En 2011, 45 % des Canadiens affirment avoir reporté d’un mois à l’autre leur solde de carte de crédit et 20 % l’ont utilisé pour payer des dépenses parce qu’ils n’avaient plus d’argent.

Prisonniers

Même avec une marge de crédit ou une carte de crédit, le quart des Canadiens serait incapable d’assumer une dépense imprévue de 5000 $. Et 10 % aurait de la difficulté avec une dépense de 500 $, selon CGA Canada.

Presque un Canadien sur deux (47 %) éprouverait des difficultés financières si sa paie était retardée d’à peine une semaine en 2012, comparativement à 57 % en 2011, alors que 33 % des Québécois disent vivre d’une paie à l’autre, selon l’Association canadienne de la paie.
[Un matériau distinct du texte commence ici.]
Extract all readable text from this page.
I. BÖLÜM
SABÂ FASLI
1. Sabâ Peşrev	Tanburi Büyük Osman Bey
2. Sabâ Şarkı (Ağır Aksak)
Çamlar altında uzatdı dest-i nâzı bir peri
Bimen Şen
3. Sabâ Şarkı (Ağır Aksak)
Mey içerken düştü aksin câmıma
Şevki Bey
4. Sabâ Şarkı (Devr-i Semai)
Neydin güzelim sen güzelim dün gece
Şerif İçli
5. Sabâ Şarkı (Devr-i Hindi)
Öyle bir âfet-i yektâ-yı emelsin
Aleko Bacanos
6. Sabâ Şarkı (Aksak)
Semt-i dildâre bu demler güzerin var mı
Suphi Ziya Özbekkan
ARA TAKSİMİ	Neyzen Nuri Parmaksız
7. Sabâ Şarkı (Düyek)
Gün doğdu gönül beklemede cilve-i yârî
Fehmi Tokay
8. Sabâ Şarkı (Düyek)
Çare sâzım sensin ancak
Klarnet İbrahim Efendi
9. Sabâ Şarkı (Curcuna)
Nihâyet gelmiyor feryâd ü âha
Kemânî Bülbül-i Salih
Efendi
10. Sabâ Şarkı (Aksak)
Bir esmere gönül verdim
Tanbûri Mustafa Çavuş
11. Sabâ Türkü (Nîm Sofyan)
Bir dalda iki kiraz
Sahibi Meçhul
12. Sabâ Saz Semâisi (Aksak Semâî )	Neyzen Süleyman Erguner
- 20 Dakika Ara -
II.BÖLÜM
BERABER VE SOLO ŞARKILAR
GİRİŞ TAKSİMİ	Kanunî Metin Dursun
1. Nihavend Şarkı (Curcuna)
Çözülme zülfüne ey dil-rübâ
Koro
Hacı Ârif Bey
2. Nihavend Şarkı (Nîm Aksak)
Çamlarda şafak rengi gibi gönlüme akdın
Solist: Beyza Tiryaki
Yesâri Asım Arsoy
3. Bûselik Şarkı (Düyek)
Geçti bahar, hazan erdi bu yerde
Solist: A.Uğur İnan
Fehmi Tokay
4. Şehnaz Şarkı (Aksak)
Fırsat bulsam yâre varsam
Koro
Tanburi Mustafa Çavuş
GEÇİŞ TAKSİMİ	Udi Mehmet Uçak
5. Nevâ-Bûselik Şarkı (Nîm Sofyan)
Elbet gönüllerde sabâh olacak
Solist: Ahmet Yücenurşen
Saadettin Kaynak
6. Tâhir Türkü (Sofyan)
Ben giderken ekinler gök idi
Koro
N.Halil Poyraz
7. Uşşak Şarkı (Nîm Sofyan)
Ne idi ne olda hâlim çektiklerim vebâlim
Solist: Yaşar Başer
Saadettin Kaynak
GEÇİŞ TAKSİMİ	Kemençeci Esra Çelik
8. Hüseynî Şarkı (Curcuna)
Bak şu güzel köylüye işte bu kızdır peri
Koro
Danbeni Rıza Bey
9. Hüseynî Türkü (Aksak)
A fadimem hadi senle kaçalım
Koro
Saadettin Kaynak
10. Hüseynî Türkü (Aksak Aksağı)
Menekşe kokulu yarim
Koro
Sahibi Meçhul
De plus, un Canadien sur trois a de la difficulté à régler ses factures et à faire ses paiements à temps.

Malgré cela, les dépenses de consommation des Canadiens ont augmenté de 1804 % entre 1970 et 2010 (incluant, toutefois, celles des administrations publiques), selon l’Université de Sherbrooke.

« Le problème, ce sont les cartes de crédit, affirme le syndic Jean Fortin. Elles sont trop faciles à obtenir, alors que c’est un mode de crédit dispendieux. À ne payer que le minimum requis, certains ne pourraient rembourser leur solde qu’au bout de 70 ans! » Pourtant, c’est ce que font près du quart des Canadiens (22 %) chaque mois, selon un sondage réalisé par TD Canada Trust en 2012.

« J’ai une collègue qui a piloté le dossier d’une personne qui avait 26 cartes de crédit. Plusieurs viennent nous voir en trimballant sept à dix cartes dans leur portefeuille. Ce qui m’inquiète, c’est l’accessibilité au crédit. Dans une société de consommation, c’est un cocktail explosif », affirme Martine Marleau, conseillère budgétaire à l’ACEF de l’Est de Montréal.

« Certains nous disent qu’ils n’ont pas de dette, reprend-elle. Mais ils ne font que payer le solde minimum de leurs cartes et traînent un solde de 2000 $ qu’ils ne peuvent réduire. D’autres achètent des autos ou des divans pour 60 $ à 100 $ par semaine. Ils oublient de calculer le coût des mensualités. Leur divan, ils l’auront payé deux fois dans cinq ans. »

Et quand les taux d’intérêt vont remonter, ils seront réellement mal pris, ajoute-t-elle.